Trying to figure this whole parenting thing out.

Thursday, September 30, 2010

Thursday, Sept. 30, 2010: No way

Things I should never say to my son #43: "Honey, you're making Mama want to kill herself." Stacy also says I'm not allowed to say that to her. Fair enough! Point made. Let's move on and KEEP ON LIVING!

So, yeah, it was a rough day. Gavin, bless his heart (who ever says that re: someone they're not just about to complain about?), is growing like a mad man and his personality is getting bigger as his legs get longer and his mouth gets toothier. So when he's happy it's much more vibrant and intense. He's much more expressive. But when he's pissed, oh my, watch out. Happy Gavin is to a fireworks display what Angry Gavin is to a gas station on fire. And he has so much to get angry about now. For one thing, he's developing preferences. Take bananas, for instance. If there are bananas in the house and you want him to eat anything else you'd better hide the bananas. And hide them good. Putting them anywhere he can even think he sees a banana and it's scream city until you're slicing and quartering a Chiquita for him.

Another thing that drives him to the brink is The Art of the Possible. Specifically being aware of his limitations. Now when he wants to do something that he is not, say, tall or strong or coordinated enough to do he throws a fit. Not each and every time, mind you. If he's in a good mood he might just make some growling sounds and go about his day. But if he's tired or hungry, watch out. If he's tired and hungry, wear a helmet because it's going to be a bumpy ride. And speaking of bumpy, one of his new things is to bump his head against the wall or his crib rail or any other hard surface. Mostly he does it gently enough so that it doesn't seem to hurt, but other times he kicks it up a notch. I think he's just testing things out, figuring out what he can and can't control. Hitting his head is not new territory for my little bruiser, but it's always been something that's happened to him, not something he could make happen. So maybe that's an exciting discovery in baby world.

And then there's "No." A word he's hearing an awful lot of these days and liking less and less every time he hears it. "No," obviously, doesn't effectively communicate, "Don't put the computer cord in your mouth or you'll electrocute yourself and die and Mama will have to go to jail and/or an insane asylum and then who will take care of Henri?" Not that he would understand that. Still, "no" to Gavin just means "I don't want you to have any fun." He's got x-ray vision for any and all potential hazards in a room and heads straight for them. Exposed electrical socket? "No, Gavin, no touch." Crazy miniature poodle in a crate that's oh so fun to bang on? "No, Gavin, that's Henri's crate. He's resting." Paperclip on the floor? "No, Gavin, not for mouths" (or, if he's picked it up but is not putting in his mouth, "Oh, thank you, Gavin.
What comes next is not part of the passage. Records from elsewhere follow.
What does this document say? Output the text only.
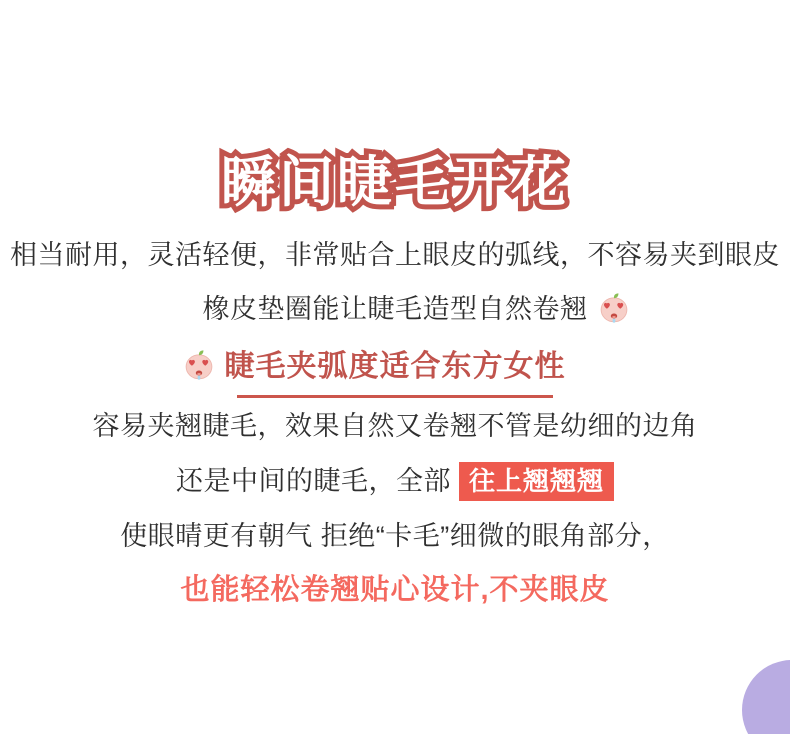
瞬间睫毛开花 瞬间睫毛开花

相当耐用，灵活轻便，非常贴合上眼皮的弧线，不容易夹到眼皮

橡皮垫圈能让睫毛造型自然卷翘
睫毛夹弧度适合东方女性

容易夹翘睫毛，效果自然又卷翘不管是幼细的边角

还是中间的睫毛，全部 往上翘翘翘

使眼晴更有朝气 拒绝“卡毛”细微的眼角部分，

也能轻松卷翘贴心设计,不夹眼皮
Can you give that to me?" with a big smile and an outstretched palm. He likes this game a lot. For now). Most of these are followed by "the redirect," which currently consists of physically moving him somewhere else and attempting to get his attention focused on something else. "Let's play with your truck," or "Here's your walker, Gavin, run for your life."

I took Gavin to Kids Club at the gym today for the first time. I used the elliptical machine for a half hour while he played. Or at least I presume he played. When we arrived, three other kids, two sitting at a table coloring and one toddling around next to them, were there with one attendant. She did not volunteer her name and so I asked her and she told me but it wasn't a name familiar to me and I forgot it almost as soon as she said it. While she was checking Gavin in, the oldest girl, who was maybe 4 at the most, gave the youngest girl a crayon. Now, the youngest girl was about Gavin's age at most, though she seemed a little younger. She was clearly too young to have crayons. The attendant wasn't paying attention to her because she was busy with me, so I kept my eye on the girl in case she started to put the crayon in her mouth. I saw her write on the chair, but I didn't care about that. Thankfully the attendant turned and saw the contraband crayon and took it away. Gavin was kind of shy at first, not wanting to go in the door. I had to pick him up and step in with him. The attendant offered him a couple of trucks and he took one in each hand. When I got there to pick him up a half hour later he still had the trucks in his hands. He was the last kid out (Kids Club closes at noon and doesn't reopen again until 4. The hours aren't very convenient). The attendant was sitting on the carpet with him. He was really happy to see me and seemed happy in general. I think he had fun. But my faith in Kids Club is, at best, shaky.